By my third semester, I took my first creative writing course, and I was hooked. Something opened in me that I’d kept shut for a long time. After years of writing only for academic papers at school, I began exploring the kind of writing I enjoyed. In the end, I wrote a collection of poems for my thesis and did not apply for doctoral programs. I focused on writing instead, not knowing where it would go.


Maybe this sounds like no big deal to you, but for me, the shift toward creative writing required an act of faith. I’m a do-what-makes-sense kind of person. I like to have a clear plan in my head before I get started. I did neither when it came to my master’s. I just did what felt right even if I couldn’t see the end.


I just said yes.

I just starting writing.

I just followed what felt right. I just let the work take me to the next step.
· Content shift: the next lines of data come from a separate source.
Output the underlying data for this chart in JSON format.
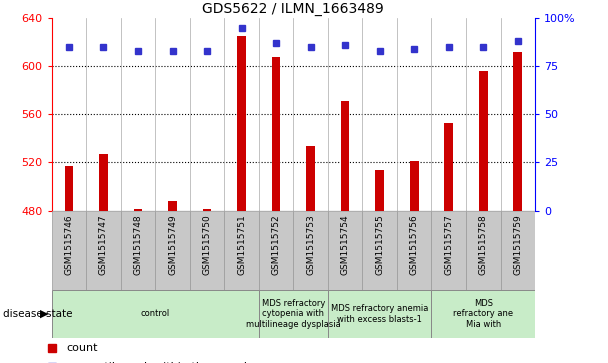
{
  "title": "GDS5622 / ILMN_1663489",
  "samples": [
    "GSM1515746",
    "GSM1515747",
    "GSM1515748",
    "GSM1515749",
    "GSM1515750",
    "GSM1515751",
    "GSM1515752",
    "GSM1515753",
    "GSM1515754",
    "GSM1515755",
    "GSM1515756",
    "GSM1515757",
    "GSM1515758",
    "GSM1515759"
  ],
  "counts": [
    517,
    527,
    481,
    488,
    481,
    625,
    608,
    534,
    571,
    514,
    521,
    553,
    596,
    612
  ],
  "percentile_ranks": [
    85,
    85,
    83,
    83,
    83,
    95,
    87,
    85,
    86,
    83,
    84,
    85,
    85,
    88
  ],
  "ylim_left": [
    480,
    640
  ],
  "ylim_right": [
    0,
    100
  ],
  "yticks_left": [
    480,
    520,
    560,
    600,
    640
  ],
  "yticks_right": [
    0,
    25,
    50,
    75,
    100
  ],
  "bar_color": "#cc0000",
  "dot_color": "#3333cc",
  "bar_base": 480,
  "groups": [
    {
      "label": "control",
      "start": 0,
      "end": 6
    },
    {
      "label": "MDS refractory\ncytopenia with\nmultilineage dysplasia",
      "start": 6,
      "end": 8
    },
    {
      "label": "MDS refractory anemia\nwith excess blasts-1",
      "start": 8,
      "end": 11
    },
    {
      "label": "MDS\nrefractory ane\nMia with",
      "start": 11,
      "end": 14
    }
  ],
  "group_color": "#c8ecc8",
  "tick_bg_color": "#c8c8c8",
  "disease_state_label": "disease state",
  "background_color": "#ffffff",
  "figure_width": 6.08,
  "figure_height": 3.63,
  "dpi": 100
}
I think this is what the Preacher of Ecclesiastes was talking about when he wrote, “He who observes the wind will not sow, and he who regards the clouds will not reap” (Ecclesiastes 11:4). You can plot, you can plan, you can observe and regard and do your best to predict all the outcomes. But if you’re going to accomplish anything, at some point, you just have to start.

You have to do, sow, reap, go, write, create. And sometimes, what you create is far more meaningful when you take a chance, when you turn away from what’s safe or practical and go toward the thing tugging at your Spirit-shaped heart.


This chapter of Ecclesiastes says several times: “You do not know.” You don’t; but He does. Trust Him to have a clear vision of where you are going even if you don’t. Trust Him to tug you toward the right things, even if to you, they feel confusing, unexpected, or new. Trust Him so that you can do your part “in the morning” and “at evening” (v. 6)—that is, one day at a time. Let Him hold your future while you focus on today.


No doubt, what we find on the other side of following Him is far better than anything we plan for ourselves (Ephesians 3:20-21). So get going, friend. Chase those big, God-given dreams—even in the moments when the vision isn’t clear.